A new report by the European Defence Agency (EDA) titled “Future Air Systems 4 Europe” presents in blunt, stark terms how Europe’s military plane makers are heading toward a future crisis in just a few years.
Current leading military combat jets are progressing well in sales terms, but all were launched more than 20 years ago and will need to be replaced on the assembly lines within a decade. However, it can take two decades to get a new combat airplane from the signature desk to squadron service, so unless difficult decisions are faced soon, European aircraft factories will see a gradual rundown and maybe even complete closure, perhaps by as early as the end of this decade.
The EDA report points to the steady decline in R&D investment in Europe in recent years, stating “the timescales and costs associated with advanced military aviation suggest the need for EU member nations to agree to a coordinated plan for the future direction of the Aeronautics European Defence Technological & Industrial Base, but no plan exists.”
The report suggests that the defense aerospace industrial base in Europe is already systematically deteriorating and will soon seriously impact many key capabilities and technologies, and that the consequences could be considerable.
A failure to acquire important enabling technologies will put existing capabilities at risk and threaten the complete supply chain, leading to substantial job losses in high-quality specialist fields and related sectors. It proposes a new recovery roadmap that it says is vital if Europe’s defense sector is not to become dependent on non-European solutions, which may produce capability gaps and remove prospects for maintaining current high levels of export sales.
The FAS4Europe advisory team (which represents almost all Europe’s major aerospace and defense primes and first-tier companies) recommends a remedial strategy in three phases.
Phase 1 would be implemented in the short term up to 2017 and would aim to keep future capability options open with a set of agreed projects that together will help sustain industrial capabilities, mature new technologies, and prepare new-cooperation business models, as well as closer procurement processes. This would be in addition to continuing new programs already in hand.
Second phase is comprised of a set of substantial project proposals to be initiated over the 2017-22 period to reduce risks in future development programs. It calls for a number of new demonstrator programs within this phase.
The third phase would consist of developing the longer-term proposals for the period after 2022 to a position where European nations’ air systems requirements could be met. It continues to point out that Europe is now at a turning point, and if appropriate measures are not taken to halt the steady erosion in capabilities, it will be very difficult and costly to reverse the decline. But if action is taken now, it remains possible, according to the EDA, to safeguard an industrial and technological base that will be able to meet future challenges and can maintain Europe’s sovereign capability.

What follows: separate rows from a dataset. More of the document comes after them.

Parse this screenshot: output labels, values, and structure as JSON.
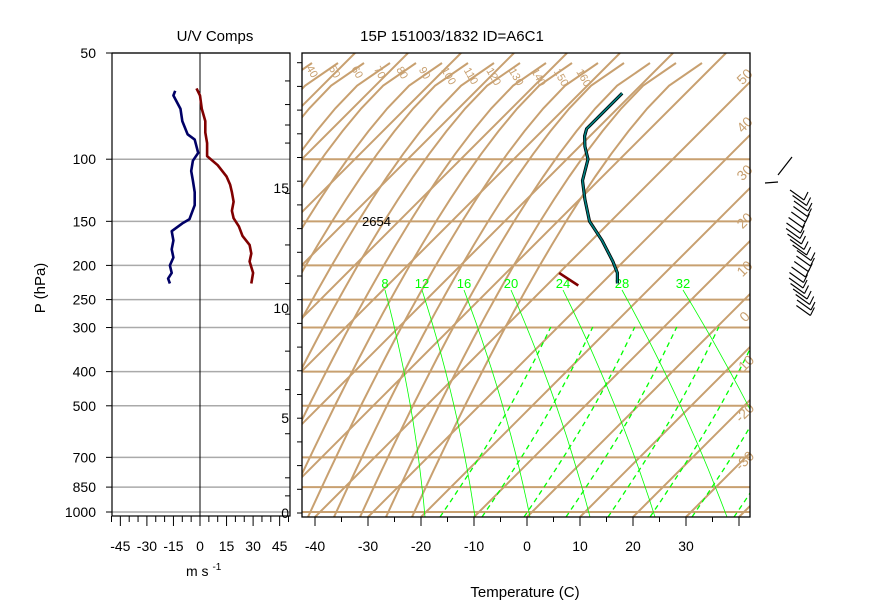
{
  "uv_panel": {
    "title": "U/V Comps",
    "ylabel": "P (hPa)",
    "xlabel": "m s",
    "xlabel_sup": "-1",
    "xticks": [
      "-45",
      "-30",
      "-15",
      "0",
      "15",
      "30",
      "45"
    ],
    "pressure_ticks": [
      "50",
      "100",
      "150",
      "200",
      "250",
      "300",
      "400",
      "500",
      "700",
      "850",
      "1000"
    ]
  },
  "skewt_panel": {
    "title": "15P 151003/1832 ID=A6C1",
    "xlabel": "Temperature (C)",
    "xticks": [
      "-40",
      "-30",
      "-20",
      "-10",
      "0",
      "10",
      "20",
      "30"
    ],
    "height_ticks": [
      "15",
      "10",
      "5",
      "0"
    ],
    "dry_adiabat_labels": [
      "40",
      "50",
      "60",
      "70",
      "80",
      "90",
      "100",
      "110",
      "120",
      "130",
      "140",
      "150",
      "160"
    ],
    "mixing_ratio_labels": [
      "8",
      "12",
      "16",
      "20",
      "24",
      "28",
      "32"
    ],
    "annotation": "2654",
    "right_edge_labels": [
      "50",
      "40",
      "30",
      "20",
      "10",
      "0",
      "-10",
      "-20",
      "-30"
    ]
  },
  "colors": {
    "grid": "#c8a070",
    "mixing_ratio": "#00ff00",
    "u_component": "#000066",
    "v_component": "#800000",
    "temperature": "#008080",
    "dewpoint": "#800000",
    "pressure_gridline": "#aaaaaa"
  },
  "chart_data": [
    {
      "type": "line",
      "title": "U/V Comps",
      "xlabel": "m s-1",
      "ylabel": "P (hPa)",
      "xlim": [
        -50,
        50
      ],
      "ylim": [
        1000,
        50
      ],
      "y_scale": "log",
      "series": [
        {
          "name": "",
          "color": "#000066",
          "x": [
            -14,
            -15,
            -11,
            -10,
            -7,
            -3,
            -1,
            -4,
            -5,
            -4,
            -3,
            -3,
            -6,
            -10,
            -16,
            -15,
            -16,
            -15,
            -17,
            -16,
            -18,
            -17
          ],
          "y": [
            64,
            66,
            72,
            78,
            85,
            88,
            96,
            101,
            108,
            115,
            124,
            135,
            148,
            152,
            160,
            170,
            180,
            190,
            200,
            210,
            218,
            225
          ]
        },
        {
          "name": "",
          "color": "#800000",
          "x": [
            -2,
            0,
            1,
            3,
            3,
            4,
            4,
            10,
            15,
            17,
            18,
            19,
            18,
            19,
            22,
            24,
            28,
            29,
            28,
            30,
            29
          ],
          "y": [
            63,
            66,
            72,
            78,
            84,
            90,
            98,
            104,
            112,
            118,
            124,
            132,
            140,
            147,
            155,
            165,
            175,
            185,
            195,
            210,
            225
          ]
        }
      ]
    },
    {
      "type": "line",
      "title": "15P 151003/1832 ID=A6C1",
      "xlabel": "Temperature (C)",
      "ylabel": "P (hPa)",
      "xlim": [
        -45,
        40
      ],
      "ylim": [
        1000,
        50
      ],
      "y_scale": "log",
      "skew": "temperature isotherms skewed 45 degrees",
      "series": [
        {
          "name": "",
          "color": "#008080",
          "x": [
            -27,
            -29,
            -32,
            -38,
            -44,
            -49,
            -53,
            -56,
            -59,
            -61,
            -62,
            -62,
            -62
          ],
          "y": [
            225,
            210,
            195,
            170,
            150,
            130,
            115,
            100,
            92,
            86,
            82,
            76,
            65
          ]
        },
        {
          "name": "",
          "color": "#800000",
          "x": [
            -40,
            -34
          ],
          "y": [
            210,
            228
          ]
        }
      ]
    }
  ]
}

If this report is to lead to any real progress in helping to end future uncertainty over future air systems development in Europe, then increased efforts will be needed to rationalize existing military procurement efforts that are currently very fragmented. The best example of this can be seen in the field of unmanned air systems (UAS), where there are now too many separate projects chasing a limited military market, with insufficient firm orders to maintain the momentum that has been created by building technology demonstrators.
The U.K. and France signed a treaty two years ago to cooperate more closely in meeting future UAS requirements. This led to the adoption of the BAE Systems Mantis as the chosen platform for a new long-endurance UAV to be developed with Dassault. There as yet has been little news of progress.
In sharp contrast at the moment is the head-on competition between these two partners on their more-advanced stealthy unmanned combat air vehicle (UCAV) demonstrators that both are developing separately, and which are both due to fly this year. It would seem logical for the BAE Taranis and the Dassault-led NEURON UCAV projects to come together into a single program to save duplicating further development work and costs.
While both look near identical in appearance, there are major differences in materials and construction features, and it remains to be seen if something substantial will emerge that might provide at least one major new program for the future.